I commented on this earlier. IMO, if you put yourself in the position of a paleo man, especially, but also a paleo woman, the limitation would occur from the higher mind (probably subconscious but possibly conscious as well) rather than the lower brain stem, due to the fact that eating a lot of fat means pain when you have to run or climb trees or otherwise move your body when it is loaded down with fat. Obviously, there's a tradeoff. If food is scarce, you eat as much as possible, pile on the body fat, and then rely on the starvation that will soon follow to remove the body fat. But suppose a low-quality food is widely available (acorns or unappetizing nuts) and high quality food (meat) is hard to obtain. If you fatten up on acorns, you'll have a painful time chasing down the deer to get meat. So you naturally restrain yourself when it comes to eating nuts. The increased pain/reduced pleasure of not eating as much nuts as you want is offset by the reduced pain in running down deer, and the increased pleasure of eating the deer when you catch it.

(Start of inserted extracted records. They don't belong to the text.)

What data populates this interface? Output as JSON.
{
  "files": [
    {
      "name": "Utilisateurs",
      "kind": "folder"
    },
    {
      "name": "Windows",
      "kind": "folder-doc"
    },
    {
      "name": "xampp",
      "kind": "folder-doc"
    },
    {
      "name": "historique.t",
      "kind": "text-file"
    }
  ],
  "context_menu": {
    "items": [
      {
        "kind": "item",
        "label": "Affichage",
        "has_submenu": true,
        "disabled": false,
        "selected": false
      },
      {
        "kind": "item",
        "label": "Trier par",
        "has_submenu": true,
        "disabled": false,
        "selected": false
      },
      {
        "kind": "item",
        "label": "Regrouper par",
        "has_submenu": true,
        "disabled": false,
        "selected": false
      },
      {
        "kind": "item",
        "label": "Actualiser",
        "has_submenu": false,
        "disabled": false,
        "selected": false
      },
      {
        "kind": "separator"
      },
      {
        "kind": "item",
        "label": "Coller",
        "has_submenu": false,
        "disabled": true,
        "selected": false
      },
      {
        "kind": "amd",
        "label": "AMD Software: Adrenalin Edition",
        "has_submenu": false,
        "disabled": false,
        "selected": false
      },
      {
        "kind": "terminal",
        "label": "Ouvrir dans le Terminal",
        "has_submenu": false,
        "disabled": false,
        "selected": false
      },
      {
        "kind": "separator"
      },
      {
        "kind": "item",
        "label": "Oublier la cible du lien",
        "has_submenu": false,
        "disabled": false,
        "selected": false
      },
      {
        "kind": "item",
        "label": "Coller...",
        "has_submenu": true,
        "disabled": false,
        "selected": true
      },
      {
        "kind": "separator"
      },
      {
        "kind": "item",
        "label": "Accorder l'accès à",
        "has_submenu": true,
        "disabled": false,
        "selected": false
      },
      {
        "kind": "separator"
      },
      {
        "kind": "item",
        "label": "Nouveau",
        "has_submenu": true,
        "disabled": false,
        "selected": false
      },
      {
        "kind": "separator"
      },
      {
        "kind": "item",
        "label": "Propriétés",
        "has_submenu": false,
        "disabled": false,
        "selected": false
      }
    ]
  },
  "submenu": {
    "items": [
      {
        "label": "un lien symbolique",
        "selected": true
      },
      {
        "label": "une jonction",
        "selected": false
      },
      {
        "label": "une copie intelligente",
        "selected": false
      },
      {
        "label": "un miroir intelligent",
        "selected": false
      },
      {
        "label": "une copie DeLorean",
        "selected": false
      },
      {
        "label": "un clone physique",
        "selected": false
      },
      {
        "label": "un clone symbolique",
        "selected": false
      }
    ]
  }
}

I've noticed something like this when backpacking, and other backpackers have similar experiences. Namely, we lose weight very rapidly the first few weeks until body fat percentage drops to a low level, and only then does appetite kick in (when it does kick in, it kicks in with a vengeance). Evidently, the mind registers the pain of carrying that extra 10 lbs of blubber up and down the mountains and makes a decision to get rid of it as soon as possible.

Any activity where carrying excess fat is painful is likely to produce similar results: effortless weight loss until body fat is reduced to a very low level.

Paleo Runner said...


Thanks for creating the website. I found you after listening to a podcast you did with Jimmy Moore. I have been eating lowcarb, very low carb and high fat since last October 10. Since then I have gone from 150lbs to 174lbs. Before, I was eating vegetarian, low fat and after reading various Paleo Books/low carbs and began a high fat diet. The more I gained the more fat I would eat and lower the carbs. I just have continued to gain weight. Plus, I hve gone to eating only 3 to 2 times a day also. Until, I read your blog I thought I was still doing something wrong. When in reality I hve probably increased my calorie level from 2000 calories a day to 4000 while stopping my chronic cardio routine. I was also running 8 miles a day during the week and 20 miles on the weekend. I was thinking I was killing my self according to mark sisson and gary taubes. I think I should return to a much lower fat diet and caloric controlled to get my weight back off.

CarbSane said...

Welcome PR! LC works magic for me for weight loss *to a point* but I doubt it would have doing it the "right" way (high fat). You might want to just avoid added fats and choose leaner proteins. The only thing I even loosely track these days is my protein. I aim for ~100g and the rest seems to take care of itself.